Impinj

Multi-Node FPGA System for Wireless Protocol Development

This student team will work to create a system to manage real-time communication with a population of FPGA's emulating Impinj RAIN RFID Tags. This system should be able to send sequences of valid and invalid commands to the tag emulators and simulate real-world RF conditions by programming varied RF attenuation among the FPGA tag emulators. Upon completion, this project will aid Impinj in pre-silicon testing of RFID tag functionality and performance in many-tag systems. This would improve on current pre-silicon tag testing which focuses on RTL and post-layout simulation of single tag designs, and it would provide a method to gather new, scenario-dependent performance metrics. Students will be provided working FPGA RFID tag emulators and access to a Linux host and software suite that can send and receive communications with a single tag emulator. Using the example one-tag system, students will be tasked with designing a host system (wireless or wired) that can send and receive sequences of communications to and from a population of "many" tag emulators.

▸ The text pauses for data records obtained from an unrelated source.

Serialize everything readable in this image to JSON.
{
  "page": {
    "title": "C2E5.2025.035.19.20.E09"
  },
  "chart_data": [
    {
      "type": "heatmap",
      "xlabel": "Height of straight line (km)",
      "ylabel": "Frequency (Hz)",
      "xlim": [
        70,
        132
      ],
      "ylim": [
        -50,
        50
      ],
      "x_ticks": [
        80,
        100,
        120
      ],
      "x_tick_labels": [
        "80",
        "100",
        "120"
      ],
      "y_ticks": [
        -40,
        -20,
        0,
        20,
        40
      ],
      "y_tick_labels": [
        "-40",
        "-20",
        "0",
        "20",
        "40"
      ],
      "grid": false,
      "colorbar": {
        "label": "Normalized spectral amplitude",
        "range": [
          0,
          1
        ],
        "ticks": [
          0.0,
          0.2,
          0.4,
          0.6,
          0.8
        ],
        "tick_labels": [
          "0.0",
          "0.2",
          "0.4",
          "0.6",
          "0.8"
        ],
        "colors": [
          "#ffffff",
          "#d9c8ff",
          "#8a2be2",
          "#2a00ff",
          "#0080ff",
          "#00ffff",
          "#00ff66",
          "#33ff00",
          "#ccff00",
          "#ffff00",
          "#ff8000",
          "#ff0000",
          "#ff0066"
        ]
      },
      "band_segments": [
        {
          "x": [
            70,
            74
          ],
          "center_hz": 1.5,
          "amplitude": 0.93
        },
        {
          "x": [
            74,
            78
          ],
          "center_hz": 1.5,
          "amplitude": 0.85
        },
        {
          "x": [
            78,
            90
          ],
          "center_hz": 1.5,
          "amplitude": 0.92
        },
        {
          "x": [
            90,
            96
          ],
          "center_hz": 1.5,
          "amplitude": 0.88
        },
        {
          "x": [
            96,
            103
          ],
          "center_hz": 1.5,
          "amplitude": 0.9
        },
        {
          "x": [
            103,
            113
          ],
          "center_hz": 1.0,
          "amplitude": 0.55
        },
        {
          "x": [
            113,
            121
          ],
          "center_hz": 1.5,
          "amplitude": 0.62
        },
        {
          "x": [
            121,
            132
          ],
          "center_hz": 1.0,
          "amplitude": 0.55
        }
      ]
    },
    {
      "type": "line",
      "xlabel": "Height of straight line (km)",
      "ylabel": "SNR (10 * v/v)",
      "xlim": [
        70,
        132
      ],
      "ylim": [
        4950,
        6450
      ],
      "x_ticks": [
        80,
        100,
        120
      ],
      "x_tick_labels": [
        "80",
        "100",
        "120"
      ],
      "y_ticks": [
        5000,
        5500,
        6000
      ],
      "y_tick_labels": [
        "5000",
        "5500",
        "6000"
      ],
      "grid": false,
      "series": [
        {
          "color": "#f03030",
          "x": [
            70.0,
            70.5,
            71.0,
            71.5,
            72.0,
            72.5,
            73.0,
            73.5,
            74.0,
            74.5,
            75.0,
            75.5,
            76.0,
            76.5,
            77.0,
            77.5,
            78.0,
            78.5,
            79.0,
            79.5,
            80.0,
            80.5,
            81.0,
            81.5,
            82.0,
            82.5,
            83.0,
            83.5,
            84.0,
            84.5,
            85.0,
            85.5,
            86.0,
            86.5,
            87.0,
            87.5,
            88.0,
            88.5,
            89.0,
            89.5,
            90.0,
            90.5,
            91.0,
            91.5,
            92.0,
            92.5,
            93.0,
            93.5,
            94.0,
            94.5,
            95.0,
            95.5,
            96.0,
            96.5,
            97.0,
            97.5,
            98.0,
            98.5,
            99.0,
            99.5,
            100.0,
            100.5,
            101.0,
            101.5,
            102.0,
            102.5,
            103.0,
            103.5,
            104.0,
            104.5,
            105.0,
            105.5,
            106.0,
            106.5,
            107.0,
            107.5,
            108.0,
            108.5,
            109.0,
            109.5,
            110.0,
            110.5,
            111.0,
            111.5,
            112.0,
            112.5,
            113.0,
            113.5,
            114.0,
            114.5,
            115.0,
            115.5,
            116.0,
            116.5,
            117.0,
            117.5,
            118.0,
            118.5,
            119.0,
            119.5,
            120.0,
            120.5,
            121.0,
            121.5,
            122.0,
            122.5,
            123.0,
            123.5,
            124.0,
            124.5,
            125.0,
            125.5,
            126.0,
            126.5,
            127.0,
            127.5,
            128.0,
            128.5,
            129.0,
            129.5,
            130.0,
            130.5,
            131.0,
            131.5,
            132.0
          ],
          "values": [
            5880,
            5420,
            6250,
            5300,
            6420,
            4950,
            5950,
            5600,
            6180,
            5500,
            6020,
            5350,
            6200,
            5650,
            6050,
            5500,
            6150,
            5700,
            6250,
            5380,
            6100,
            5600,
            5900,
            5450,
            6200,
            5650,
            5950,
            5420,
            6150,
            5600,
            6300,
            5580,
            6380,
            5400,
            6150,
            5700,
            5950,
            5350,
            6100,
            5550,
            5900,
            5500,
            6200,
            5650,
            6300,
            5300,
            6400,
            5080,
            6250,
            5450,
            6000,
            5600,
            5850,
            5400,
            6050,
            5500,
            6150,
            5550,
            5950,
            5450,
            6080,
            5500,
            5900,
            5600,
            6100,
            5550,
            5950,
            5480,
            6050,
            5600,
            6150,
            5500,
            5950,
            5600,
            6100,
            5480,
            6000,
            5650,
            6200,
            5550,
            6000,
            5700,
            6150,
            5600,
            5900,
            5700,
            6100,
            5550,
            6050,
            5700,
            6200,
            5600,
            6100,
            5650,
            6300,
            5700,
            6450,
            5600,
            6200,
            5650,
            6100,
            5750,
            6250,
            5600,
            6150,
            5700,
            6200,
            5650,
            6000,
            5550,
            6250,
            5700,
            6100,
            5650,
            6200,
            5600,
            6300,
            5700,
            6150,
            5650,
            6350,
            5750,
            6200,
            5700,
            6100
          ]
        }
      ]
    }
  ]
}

The system should be able to program varying attenuation to different tag emulators in the system to emulate variations in RF signal strength in real tag populations. The system will be tested using RAIN Gen2 RFID protocol algorithms, but knowledge of the protocol is not necessary because algorithms will be provided. Once the students have created the system described, students can tackle reach goals by testing a variety of situations and gathering exciting new performance metrics about RFID tags in real-world scenarios. The minimum expectation for this project is that students will deliver a system that can communicate and control, either wired or wirelessly, at least 5 FPGA tag emulators and create different RF conditions on each emulator. Additionally, the system created should automate deployment of different tag architectures across tag emulator population. Desired outcomes could include creating a system that could communicate with as many as 25 FPGA tag emulators or collect and control internal logic states and memory from the FPGAs and leverage the data to evaluate performance of provided algorithms.